Rencontre OZP sur les inégalités de mise au travail des élèves : le compte rendu de ToutEduc

22 mai

Les élèves favorisés et défavorisés ont les mêmes programmes, mais pas les mêmes enseignements (ouvrage)

Et si "l’encouragement actuel à différencier les objectifs selon les ’besoins particuliers’ des élèves sans que ces ’besoins’ fassent l’objet d’un travail complexe d’évaluation" contribuait "au creusement des inégalités sociales à l’école" ? C’est à cette question que répondaient, mercredi 14 mai dans le cadre des rencontres de l’OZP (l’observatoire de l’éducation prioritaire) Elisabeth Bautier et Marion Van Brederode qui ont dirigé la publication d’une "analyse de cahiers d’élèves socialement différenciés".
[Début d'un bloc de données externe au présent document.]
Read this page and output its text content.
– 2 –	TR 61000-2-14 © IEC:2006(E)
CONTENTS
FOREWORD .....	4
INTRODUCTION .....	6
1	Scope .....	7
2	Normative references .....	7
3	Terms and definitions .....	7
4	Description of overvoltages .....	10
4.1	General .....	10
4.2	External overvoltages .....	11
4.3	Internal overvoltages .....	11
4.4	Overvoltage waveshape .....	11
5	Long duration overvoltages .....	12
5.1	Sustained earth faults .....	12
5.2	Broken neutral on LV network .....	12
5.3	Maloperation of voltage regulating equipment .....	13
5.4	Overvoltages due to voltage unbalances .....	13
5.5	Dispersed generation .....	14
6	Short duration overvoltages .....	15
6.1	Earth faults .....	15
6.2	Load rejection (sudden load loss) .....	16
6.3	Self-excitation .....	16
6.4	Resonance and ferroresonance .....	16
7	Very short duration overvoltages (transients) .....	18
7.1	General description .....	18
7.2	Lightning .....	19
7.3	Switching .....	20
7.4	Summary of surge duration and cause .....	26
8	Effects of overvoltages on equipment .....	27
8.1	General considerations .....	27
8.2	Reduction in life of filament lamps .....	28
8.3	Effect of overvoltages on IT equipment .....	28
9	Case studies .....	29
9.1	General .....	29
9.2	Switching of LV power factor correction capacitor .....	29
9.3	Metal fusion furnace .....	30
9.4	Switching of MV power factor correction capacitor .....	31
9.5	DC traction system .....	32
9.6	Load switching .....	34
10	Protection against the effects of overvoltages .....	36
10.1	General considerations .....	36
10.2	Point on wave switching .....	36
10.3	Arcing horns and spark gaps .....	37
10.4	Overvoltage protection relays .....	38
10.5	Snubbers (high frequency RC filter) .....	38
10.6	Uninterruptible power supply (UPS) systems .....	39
Les deux auteures connaissent bien les recherches qualitatives qui montrent que les attendus ne sont pas les mêmes dans toutes les classes. Il ne s’agit pas des "exigences" qui sont définies par des programmes nationaux et qui sont identiques sur tout le territoire (métropolitain, ndlr). Mais ceux-ci listent des connaissances à acquérir, ils ne disent pas "ce qu’il faut comprendre", ils ne définissent pas une posture. Laisser un élève dire "la plage" au lieu de "le littoral", c’est le laisser dans la position du touriste au lieu de l’amener à celle du géographe. Mais comment passer du qualitatif, de l’observation de quelques classes, au quantitatif et à une description fine des attitudes des enseignants ? Les auteures ont étudié des cahiers d’élèves de 6ème comme autant de traces "objectivables" du travail effectivement fait en classe, en se concentrant sur deux disciplines, français et SVT.
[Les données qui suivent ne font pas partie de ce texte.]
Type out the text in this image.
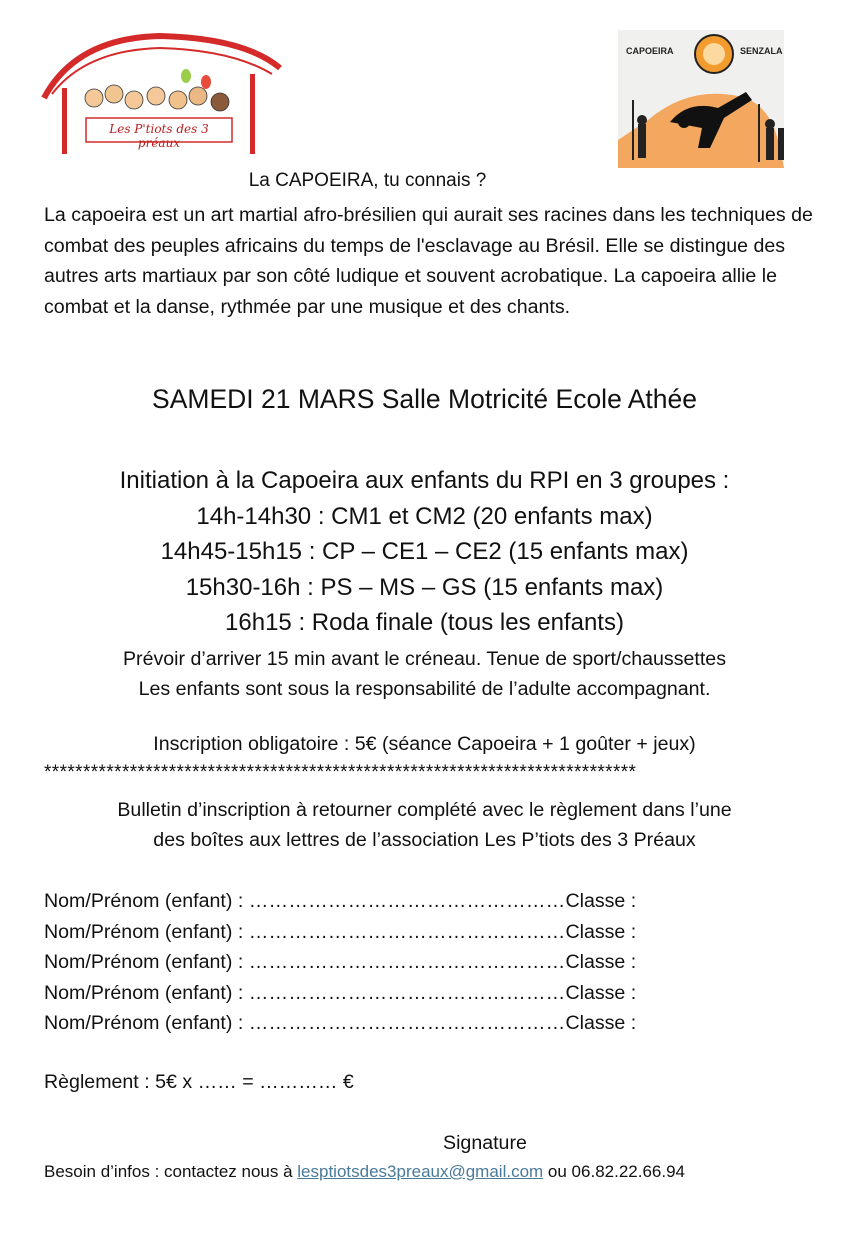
Les P'tiots des 3 préaux
CAPOEIRA	SENZALA
La CAPOEIRA, tu connais ?
La capoeira est un art martial afro-brésilien qui aurait ses racines dans les techniques de combat des peuples africains du temps de l'esclavage au Brésil. Elle se distingue des autres arts martiaux par son côté ludique et souvent acrobatique. La capoeira allie le combat et la danse, rythmée par une musique et des chants.
SAMEDI 21 MARS Salle Motricité Ecole Athée
Initiation à la Capoeira aux enfants du RPI en 3 groupes :
14h-14h30 : CM1 et CM2 (20 enfants max)
14h45-15h15 : CP – CE1 – CE2 (15 enfants max)
15h30-16h : PS – MS – GS (15 enfants max)
16h15 : Roda finale (tous les enfants)
Prévoir d’arriver 15 min avant le créneau. Tenue de sport/chaussettes
Les enfants sont sous la responsabilité de l’adulte accompagnant.
Inscription obligatoire : 5€ (séance Capoeira + 1 goûter + jeux)
****************************************************************************
Bulletin d’inscription à retourner complété avec le règlement dans l’une
des boîtes aux lettres de l’association Les P’tiots des 3 Préaux
Nom/Prénom (enfant) : …………………………………………Classe :
Nom/Prénom (enfant) : …………………………………………Classe :
Nom/Prénom (enfant) : …………………………………………Classe :
Nom/Prénom (enfant) : …………………………………………Classe :
Nom/Prénom (enfant) : …………………………………………Classe :
Règlement : 5€ x …… = ………… €
Signature
Besoin d’infos : contactez nous à lesptiotsdes3preaux@gmail.com ou 06.82.22.66.94
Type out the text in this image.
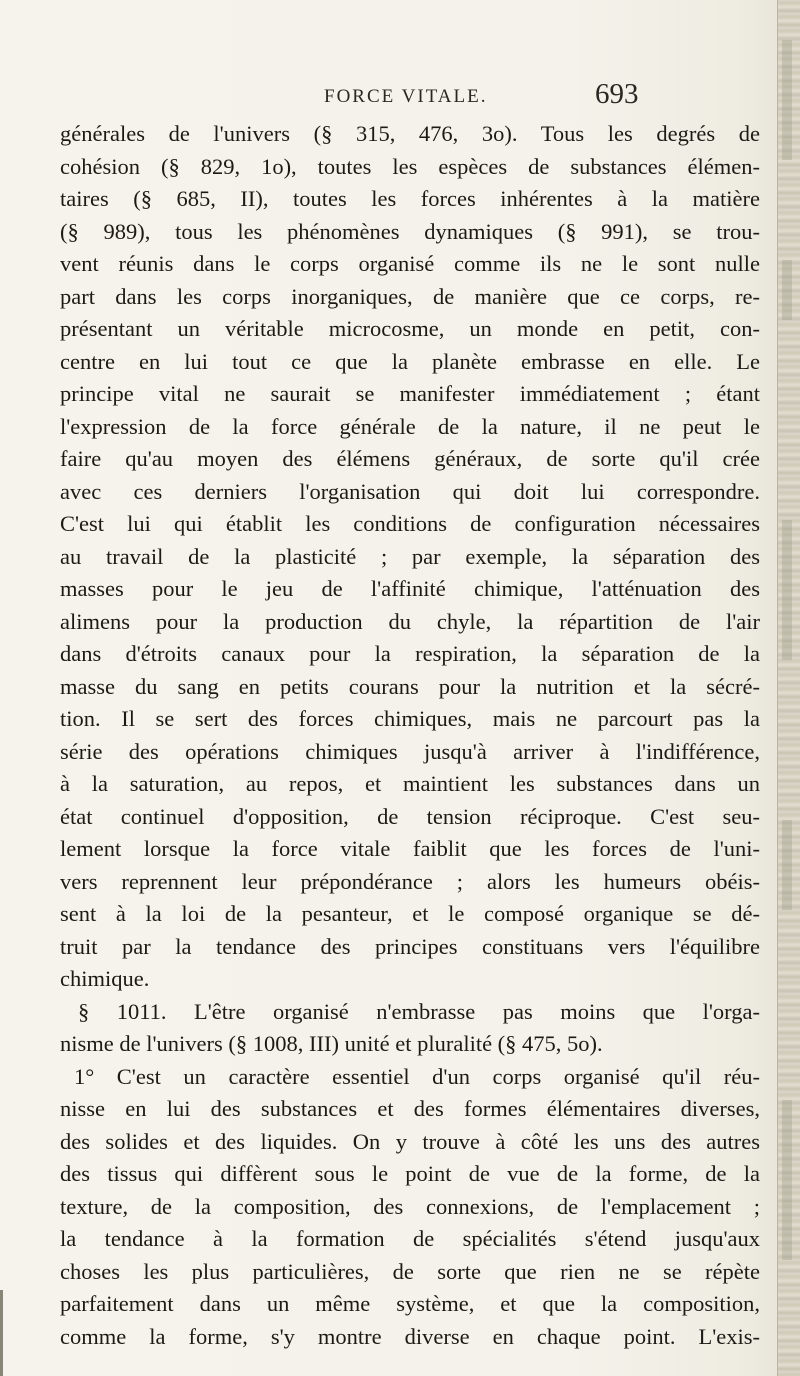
FORCE VITALE.	693
générales de l'univers (§ 315, 476, 3o). Tous les degrés de
cohésion (§ 829, 1o), toutes les espèces de substances élémen-
taires (§ 685, II), toutes les forces inhérentes à la matière
(§ 989), tous les phénomènes dynamiques (§ 991), se trou-
vent réunis dans le corps organisé comme ils ne le sont nulle
part dans les corps inorganiques, de manière que ce corps, re-
présentant un véritable microcosme, un monde en petit, con-
centre en lui tout ce que la planète embrasse en elle. Le
principe vital ne saurait se manifester immédiatement ; étant
l'expression de la force générale de la nature, il ne peut le
faire qu'au moyen des élémens généraux, de sorte qu'il crée
avec ces derniers l'organisation qui doit lui correspondre.
C'est lui qui établit les conditions de configuration nécessaires
au travail de la plasticité ; par exemple, la séparation des
masses pour le jeu de l'affinité chimique, l'atténuation des
alimens pour la production du chyle, la répartition de l'air
dans d'étroits canaux pour la respiration, la séparation de la
masse du sang en petits courans pour la nutrition et la sécré-
tion. Il se sert des forces chimiques, mais ne parcourt pas la
série des opérations chimiques jusqu'à arriver à l'indifférence,
à la saturation, au repos, et maintient les substances dans un
état continuel d'opposition, de tension réciproque. C'est seu-
lement lorsque la force vitale faiblit que les forces de l'uni-
vers reprennent leur prépondérance ; alors les humeurs obéis-
sent à la loi de la pesanteur, et le composé organique se dé-
truit par la tendance des principes constituans vers l'équilibre
chimique.
§ 1011. L'être organisé n'embrasse pas moins que l'orga-
nisme de l'univers (§ 1008, III) unité et pluralité (§ 475, 5o).
1° C'est un caractère essentiel d'un corps organisé qu'il réu-
nisse en lui des substances et des formes élémentaires diverses,
des solides et des liquides. On y trouve à côté les uns des autres
des tissus qui diffèrent sous le point de vue de la forme, de la
texture, de la composition, des connexions, de l'emplacement ;
la tendance à la formation de spécialités s'étend jusqu'aux
choses les plus particulières, de sorte que rien ne se répète
parfaitement dans un même système, et que la composition,
comme la forme, s'y montre diverse en chaque point. L'exis-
Il s’agit "d’identifier des variations dans les fréquences d’exposition à des tâches potentiellement inégales" entre "des établissements d’Education prioritaire et ceux dont la population est bien plus favorisée". Dans un collège favorisé, une consigne demande aux élèves d’interpréter des résultats, les réponses ne sont pas identiques d’un cahier à l’autre, comportent des fautes d’orthographe et des corrections en rouge, elles sont donc le produit d’un travail des élèves. Dans le collège défavorisé, le texte est identique, ce qui amène à supposer "que la phrase a été recopiée" et que les élèves n’ont pas été sollicités "sur une activité d’interprétation". Cette différence entre des registres différents (les auteures parlent de régimes majeur et mineur) est très nette en grammaire, dans les établissements défavorisés, on insiste sur des procédures à appliquer sans observation du fonctionnement de la langue.

Les écarts entre les cahiers "peuvent sembler peu significatifs tant ils sont peu importants", mais "ils s’observent de manière répétitives" et leur accumulation "peut finir par avoir des effets très différenciateurs", même si les élèves "fréquentent à peu près les mêmes savoirs et les mêmes activités cognitives".

"Des différences curriculaires en classe de 6ème, une analyse de cahiers d’élèves d’établissements socialement défavorisés", sous la direction d’Elisabeth Bautier et Marion Van Brederode (les autres auteurs sont Stéphane Bonnéry, Céline Piquée, Marianne Woolven, Marceline Laparra, Elise Vinel, Martine Champagne-Vergez, Maïra Mamède), 160 p., 19€.